Once there was an association of thousands of members. They wanted to update the association website to better serve the members. They had an old paper newsletter that they wanted to transfer into digital format. It turned out that the worst thing they could have done was to end the paper newsletter mailed into everyone's home. The paper newsletter was read, the digital alternatives were not. Probably all associations in the world are thinking about "going online". Who will tell them to think twice?
Once there was a large fan club with few hundred volunteer workers. The volunteers wanted to organize their work and create a feeling of community. They wanted to do the work on web and get the end result on print. They could not. There are no web tools available for collaborative publishing of print products. Who will build such open and free tools?
Once there was a research project that wanted to create and study user-generated paper products. The goal was to let regular people be as creative with paper media as people already were with digital media. The project talked to media companies who own web services with hundreds of thousands of users. The common answer was "Print products are not on our immediate roadmap." Who will promote innovative paper products and print services for media companies?
Once there was a paper industry that wanted to re-invent paper. They looked at the media industry where consumers were suddenly active producers rather than passive consumers. Web media services like MySpace and YouTube were changing the whole industry: innovation was made by the end users themselves. Nobody saw any role for paper in this turmoil. The problem was that paper was undervalued as old technology, there were no web tools for people to re-invent paper themselves, and there was no one shouting out loud that paper is still a superior media format in numerous situations.
These four stories are true. The last one can still be changed. But it will not change by itself.

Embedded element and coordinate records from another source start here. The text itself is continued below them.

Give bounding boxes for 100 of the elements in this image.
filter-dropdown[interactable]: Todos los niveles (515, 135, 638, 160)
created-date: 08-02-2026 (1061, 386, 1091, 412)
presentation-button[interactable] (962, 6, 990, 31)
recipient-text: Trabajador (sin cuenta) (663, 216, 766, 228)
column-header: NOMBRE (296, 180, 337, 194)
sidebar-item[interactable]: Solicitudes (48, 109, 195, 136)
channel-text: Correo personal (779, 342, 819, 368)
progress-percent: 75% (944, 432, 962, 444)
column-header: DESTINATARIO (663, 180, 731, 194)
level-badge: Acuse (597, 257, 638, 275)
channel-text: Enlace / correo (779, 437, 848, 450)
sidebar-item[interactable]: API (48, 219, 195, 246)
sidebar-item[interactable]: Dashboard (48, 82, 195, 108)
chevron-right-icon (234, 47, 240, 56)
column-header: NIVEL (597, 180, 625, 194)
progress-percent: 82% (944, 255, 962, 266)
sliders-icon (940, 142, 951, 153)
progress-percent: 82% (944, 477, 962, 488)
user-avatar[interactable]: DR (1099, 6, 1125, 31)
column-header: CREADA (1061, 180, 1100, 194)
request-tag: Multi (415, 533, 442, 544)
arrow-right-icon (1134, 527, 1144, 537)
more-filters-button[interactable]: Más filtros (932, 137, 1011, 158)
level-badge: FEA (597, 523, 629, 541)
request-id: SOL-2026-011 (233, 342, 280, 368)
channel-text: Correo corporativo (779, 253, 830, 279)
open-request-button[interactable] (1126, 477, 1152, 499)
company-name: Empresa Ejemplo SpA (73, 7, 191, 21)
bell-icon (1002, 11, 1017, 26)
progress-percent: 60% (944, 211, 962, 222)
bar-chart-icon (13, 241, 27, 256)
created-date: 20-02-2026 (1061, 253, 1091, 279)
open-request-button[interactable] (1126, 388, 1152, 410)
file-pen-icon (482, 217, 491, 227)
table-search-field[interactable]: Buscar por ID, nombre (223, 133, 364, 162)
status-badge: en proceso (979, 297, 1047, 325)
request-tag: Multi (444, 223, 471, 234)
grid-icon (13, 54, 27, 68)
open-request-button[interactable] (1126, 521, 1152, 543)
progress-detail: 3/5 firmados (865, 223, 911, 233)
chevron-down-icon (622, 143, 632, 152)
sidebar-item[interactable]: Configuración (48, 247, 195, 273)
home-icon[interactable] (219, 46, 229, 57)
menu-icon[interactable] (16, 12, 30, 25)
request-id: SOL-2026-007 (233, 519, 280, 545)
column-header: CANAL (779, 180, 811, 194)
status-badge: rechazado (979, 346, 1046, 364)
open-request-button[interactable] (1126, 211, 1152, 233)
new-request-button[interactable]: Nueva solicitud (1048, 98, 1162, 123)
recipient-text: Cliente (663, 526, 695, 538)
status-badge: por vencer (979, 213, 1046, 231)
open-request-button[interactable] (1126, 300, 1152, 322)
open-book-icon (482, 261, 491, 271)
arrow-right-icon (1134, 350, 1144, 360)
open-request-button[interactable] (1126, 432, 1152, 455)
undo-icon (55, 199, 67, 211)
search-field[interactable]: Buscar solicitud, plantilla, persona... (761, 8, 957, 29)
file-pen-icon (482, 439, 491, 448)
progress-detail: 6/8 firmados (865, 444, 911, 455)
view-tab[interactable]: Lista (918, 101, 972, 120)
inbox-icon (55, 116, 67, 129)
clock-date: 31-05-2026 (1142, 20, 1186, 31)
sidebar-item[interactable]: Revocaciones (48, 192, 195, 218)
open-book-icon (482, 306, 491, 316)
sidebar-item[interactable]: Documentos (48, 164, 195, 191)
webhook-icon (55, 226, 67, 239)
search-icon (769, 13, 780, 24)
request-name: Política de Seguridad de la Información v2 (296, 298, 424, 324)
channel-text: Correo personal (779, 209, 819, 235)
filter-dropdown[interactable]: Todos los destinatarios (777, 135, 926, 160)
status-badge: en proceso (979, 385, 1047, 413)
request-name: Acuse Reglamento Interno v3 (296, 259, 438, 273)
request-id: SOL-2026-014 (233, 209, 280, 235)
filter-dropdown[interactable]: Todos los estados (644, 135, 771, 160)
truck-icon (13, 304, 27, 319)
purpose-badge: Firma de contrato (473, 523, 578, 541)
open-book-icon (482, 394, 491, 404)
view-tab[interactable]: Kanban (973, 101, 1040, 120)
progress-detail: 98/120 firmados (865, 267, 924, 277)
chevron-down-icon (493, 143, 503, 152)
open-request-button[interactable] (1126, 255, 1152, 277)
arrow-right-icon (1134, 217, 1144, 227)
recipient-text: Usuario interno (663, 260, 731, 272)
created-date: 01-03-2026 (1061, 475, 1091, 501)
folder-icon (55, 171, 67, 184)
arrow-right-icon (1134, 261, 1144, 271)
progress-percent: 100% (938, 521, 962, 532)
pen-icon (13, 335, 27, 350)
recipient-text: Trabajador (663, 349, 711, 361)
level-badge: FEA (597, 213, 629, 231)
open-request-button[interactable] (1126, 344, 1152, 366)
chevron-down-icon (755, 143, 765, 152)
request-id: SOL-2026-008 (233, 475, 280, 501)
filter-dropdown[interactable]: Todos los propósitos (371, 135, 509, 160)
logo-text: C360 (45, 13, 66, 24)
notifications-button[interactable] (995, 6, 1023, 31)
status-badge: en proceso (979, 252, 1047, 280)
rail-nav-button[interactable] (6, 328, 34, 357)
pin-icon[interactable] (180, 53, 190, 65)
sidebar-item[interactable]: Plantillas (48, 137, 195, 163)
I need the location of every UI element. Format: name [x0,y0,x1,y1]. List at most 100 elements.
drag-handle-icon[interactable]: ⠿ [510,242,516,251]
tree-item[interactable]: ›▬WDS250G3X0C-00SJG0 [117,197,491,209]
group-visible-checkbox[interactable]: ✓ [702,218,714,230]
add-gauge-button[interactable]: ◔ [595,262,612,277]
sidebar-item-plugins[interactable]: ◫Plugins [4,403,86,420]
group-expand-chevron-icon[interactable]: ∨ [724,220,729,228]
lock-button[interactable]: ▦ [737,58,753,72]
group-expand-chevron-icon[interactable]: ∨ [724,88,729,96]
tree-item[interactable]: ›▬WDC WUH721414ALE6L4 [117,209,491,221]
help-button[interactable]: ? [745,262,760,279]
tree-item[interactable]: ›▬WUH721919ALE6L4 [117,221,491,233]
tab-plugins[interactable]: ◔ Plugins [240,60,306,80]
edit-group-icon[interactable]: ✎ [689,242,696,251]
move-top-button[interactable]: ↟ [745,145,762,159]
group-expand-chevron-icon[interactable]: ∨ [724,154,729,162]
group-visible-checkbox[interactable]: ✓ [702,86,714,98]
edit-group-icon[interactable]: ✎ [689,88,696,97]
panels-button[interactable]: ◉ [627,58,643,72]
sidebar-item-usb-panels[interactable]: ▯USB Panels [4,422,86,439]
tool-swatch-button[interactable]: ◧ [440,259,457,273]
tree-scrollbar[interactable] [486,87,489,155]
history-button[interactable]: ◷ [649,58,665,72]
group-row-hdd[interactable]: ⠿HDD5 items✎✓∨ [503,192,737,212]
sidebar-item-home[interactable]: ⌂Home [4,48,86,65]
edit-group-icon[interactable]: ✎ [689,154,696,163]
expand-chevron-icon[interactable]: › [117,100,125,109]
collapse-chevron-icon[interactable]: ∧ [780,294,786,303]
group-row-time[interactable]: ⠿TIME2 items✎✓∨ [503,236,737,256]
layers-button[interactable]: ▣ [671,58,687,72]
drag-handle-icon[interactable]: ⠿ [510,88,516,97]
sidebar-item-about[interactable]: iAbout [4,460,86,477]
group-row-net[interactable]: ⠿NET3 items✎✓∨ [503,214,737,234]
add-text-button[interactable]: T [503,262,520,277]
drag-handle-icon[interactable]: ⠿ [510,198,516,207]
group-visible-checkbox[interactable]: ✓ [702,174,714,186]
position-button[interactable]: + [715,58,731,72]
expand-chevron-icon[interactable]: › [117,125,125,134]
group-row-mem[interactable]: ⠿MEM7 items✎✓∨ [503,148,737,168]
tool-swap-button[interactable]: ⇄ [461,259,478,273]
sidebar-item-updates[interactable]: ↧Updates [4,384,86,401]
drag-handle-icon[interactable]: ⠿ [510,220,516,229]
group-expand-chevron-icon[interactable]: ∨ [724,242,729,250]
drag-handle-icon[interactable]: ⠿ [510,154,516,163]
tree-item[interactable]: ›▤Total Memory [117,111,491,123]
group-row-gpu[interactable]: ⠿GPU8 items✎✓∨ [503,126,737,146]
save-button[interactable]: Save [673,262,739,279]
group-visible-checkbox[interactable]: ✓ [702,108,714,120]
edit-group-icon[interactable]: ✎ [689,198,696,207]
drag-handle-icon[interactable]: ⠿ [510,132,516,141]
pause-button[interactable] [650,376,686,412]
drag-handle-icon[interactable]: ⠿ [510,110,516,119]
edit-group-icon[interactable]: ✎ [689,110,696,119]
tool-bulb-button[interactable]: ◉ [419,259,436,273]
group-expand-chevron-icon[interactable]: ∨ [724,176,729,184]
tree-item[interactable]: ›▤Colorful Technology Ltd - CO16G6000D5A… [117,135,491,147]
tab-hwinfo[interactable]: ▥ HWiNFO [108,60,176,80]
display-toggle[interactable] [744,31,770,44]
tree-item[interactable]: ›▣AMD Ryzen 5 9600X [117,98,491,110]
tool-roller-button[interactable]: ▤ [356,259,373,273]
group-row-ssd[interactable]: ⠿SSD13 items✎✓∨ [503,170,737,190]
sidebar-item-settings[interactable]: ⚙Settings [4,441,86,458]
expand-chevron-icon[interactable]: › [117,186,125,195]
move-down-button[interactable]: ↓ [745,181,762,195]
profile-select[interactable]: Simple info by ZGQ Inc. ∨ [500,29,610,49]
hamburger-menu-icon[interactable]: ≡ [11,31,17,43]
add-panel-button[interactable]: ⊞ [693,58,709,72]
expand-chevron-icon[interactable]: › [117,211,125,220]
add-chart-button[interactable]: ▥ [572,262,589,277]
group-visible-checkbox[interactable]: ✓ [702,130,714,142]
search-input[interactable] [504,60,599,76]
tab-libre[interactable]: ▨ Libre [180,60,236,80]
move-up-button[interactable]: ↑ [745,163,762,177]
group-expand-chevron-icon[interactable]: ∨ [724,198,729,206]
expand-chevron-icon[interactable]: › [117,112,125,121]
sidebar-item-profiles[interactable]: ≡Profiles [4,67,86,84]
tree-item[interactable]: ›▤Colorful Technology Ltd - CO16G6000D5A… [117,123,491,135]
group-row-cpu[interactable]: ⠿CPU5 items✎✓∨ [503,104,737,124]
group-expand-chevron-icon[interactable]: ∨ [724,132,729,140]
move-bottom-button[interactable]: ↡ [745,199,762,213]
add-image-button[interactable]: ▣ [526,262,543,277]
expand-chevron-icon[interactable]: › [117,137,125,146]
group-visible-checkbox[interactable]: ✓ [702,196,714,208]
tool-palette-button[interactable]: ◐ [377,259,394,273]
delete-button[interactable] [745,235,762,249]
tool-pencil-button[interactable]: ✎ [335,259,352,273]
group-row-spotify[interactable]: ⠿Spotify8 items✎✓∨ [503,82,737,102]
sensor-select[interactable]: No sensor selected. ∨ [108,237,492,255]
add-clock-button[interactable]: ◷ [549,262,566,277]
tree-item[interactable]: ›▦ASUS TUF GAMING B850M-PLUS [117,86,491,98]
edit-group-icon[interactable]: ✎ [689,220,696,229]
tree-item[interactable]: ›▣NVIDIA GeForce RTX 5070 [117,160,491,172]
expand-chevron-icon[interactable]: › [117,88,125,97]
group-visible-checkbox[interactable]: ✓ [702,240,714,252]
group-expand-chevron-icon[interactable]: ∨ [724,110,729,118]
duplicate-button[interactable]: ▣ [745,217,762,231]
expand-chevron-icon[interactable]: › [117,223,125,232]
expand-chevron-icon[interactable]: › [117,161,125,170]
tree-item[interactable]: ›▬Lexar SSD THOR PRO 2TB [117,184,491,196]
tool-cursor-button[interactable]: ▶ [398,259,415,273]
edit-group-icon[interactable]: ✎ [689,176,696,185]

The message of this pamphlet comes from over two years of research collaboration between social media researchers from two separate worlds: Helsinki Institute for Information Technology HIIT and the pulp and paper industry research institute KCL.
Here is the message:
The pulp and paper business wants to come up with new innovative products and services. A lesson learned from the ICT sector is to be open and facilitate innovation among the end users. To achieve this the pulp and paper industry must take an active role in enabling regular people to be creative with paper, especially using digital tools and online collaboration. The industry must show both consumers and businesses that paper is often far superior to digital alternatives. Finally, the industry must accept new design and business perspectives such as human-centric design and user-generated content.